- Born: Robert A. J. Matthews 23 September 1959 (age 66) Carshalton, United Kingdom
- Education: Corpus Christi College
- Occupations: Physicist and science writer

= Robert Matthews (scientist) =

British scientist

Robert A. J. Matthews (born 23 September 1959), is a British physicist and science writer.

After graduating in physics at Corpus Christi College, Oxford University, in 1981, Matthews took up a dual career in science writing and academic research. He is currently science consultant and columnist for the science magazine BBC Focus, a freelance columnist for The National in Abu Dhabi and visiting professor in the Department of Mathematics, Aston University. He is also a Fellow of the Royal Statistical Society, a Chartered Physicist and a Fellow of the Royal Astronomical Society.

==Science journalism==
Matthews has held various specialist posts on national newspapers in the UK, including technology correspondent for The Times and science correspondent for The Sunday Telegraph. In addition, he has written on a freelance basis for, among others, New Scientist, The Economist, The Financial Times, Reader's Digest and The Spectator. His professional awards include Feature Writer of the Year in 2000, by the Association of British Science Writers.

==Academic research==
Matthews has published research in refereed journals on a wide variety of subjects ranging from Bayesian inference and probability to astronomy, chaotic cryptology and neural computing.
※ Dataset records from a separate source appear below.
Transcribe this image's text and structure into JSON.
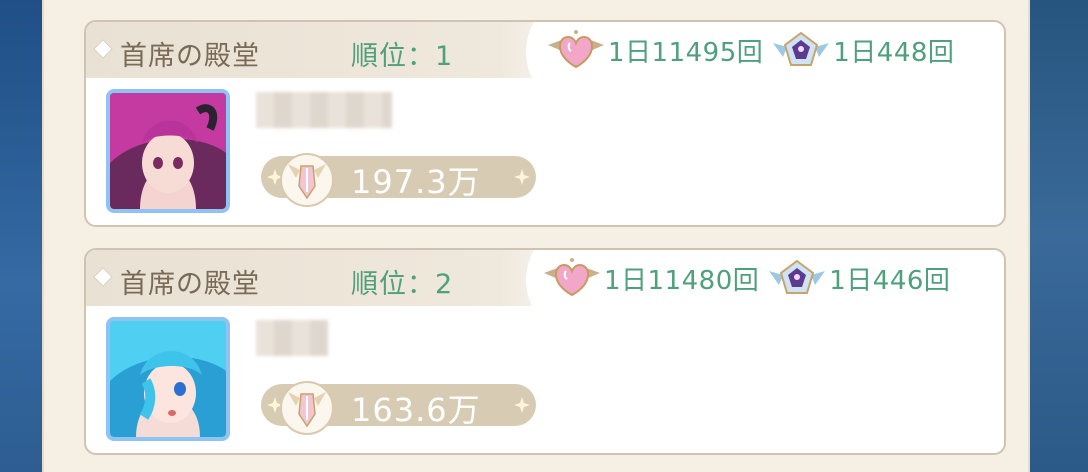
{
  "cards": [
    {
      "hall_title": "首席の殿堂",
      "rank": "順位：1",
      "likes_daily": "1日11495回",
      "honors_daily": "1日448回",
      "power": "197.3万",
      "avatar_hair": "#b8349a",
      "name_blur_width": 136
    },
    {
      "hall_title": "首席の殿堂",
      "rank": "順位：2",
      "likes_daily": "1日11480回",
      "honors_daily": "1日446回",
      "power": "163.6万",
      "avatar_hair": "#3ec3ea",
      "name_blur_width": 72
    }
  ],
  "colors": {
    "accent_green": "#4fa07c",
    "title_brown": "#7a6a58",
    "card_border": "#cfc4b2",
    "power_pill": "#d8cbb4"
  },
  "icons": [
    "heart-wing-icon",
    "crest-badge-icon",
    "power-medal-icon",
    "sparkle-icon"
  ]
}
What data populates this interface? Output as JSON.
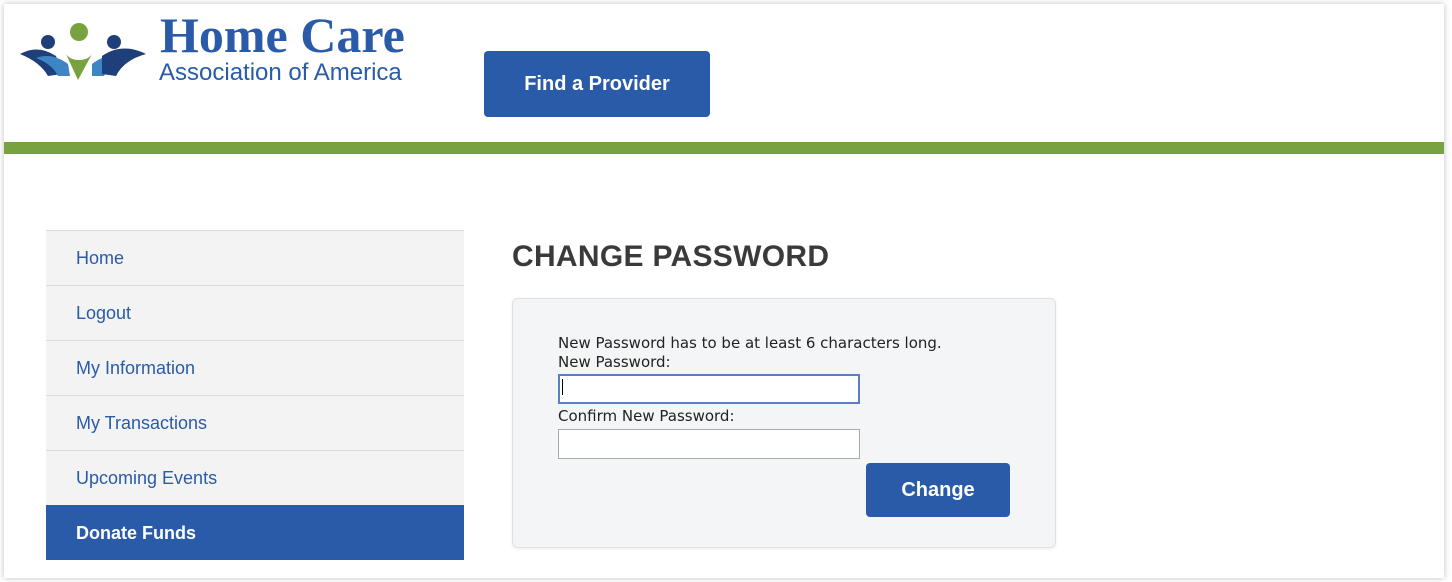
{
  "header": {
    "logo_main": "Home Care",
    "logo_sub": "Association of America",
    "find_provider_label": "Find a Provider"
  },
  "colors": {
    "brand_blue": "#2a5ba8",
    "accent_green": "#78a240",
    "logo_light_blue": "#3d86c6"
  },
  "sidebar": {
    "items": [
      {
        "label": "Home",
        "active": false
      },
      {
        "label": "Logout",
        "active": false
      },
      {
        "label": "My Information",
        "active": false
      },
      {
        "label": "My Transactions",
        "active": false
      },
      {
        "label": "Upcoming Events",
        "active": false
      },
      {
        "label": "Donate Funds",
        "active": true
      }
    ]
  },
  "main": {
    "title": "CHANGE PASSWORD",
    "hint": "New Password has to be at least 6 characters long.",
    "new_password_label": "New Password:",
    "new_password_value": "",
    "confirm_password_label": "Confirm New Password:",
    "confirm_password_value": "",
    "change_button_label": "Change"
  }
}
He has also won awards for his research, including an Ig Nobel Prize, awarded in 1996 for his paper Tumbling toast, Murphy's Law and the fundamental constants.

==Published works==
Matthews is the author of several popular science books, 25 Big Ideas in Science (2005), Q&A: Cosmic Conundrums and Everyday Mysteries of Science (2005) and Unravelling the Mind of God: Mysteries at the Frontiers of Science (London: Virgin 1992).

In 2016, he published Chancing It: The laws of chance and what they can do for you (London: Profile Books).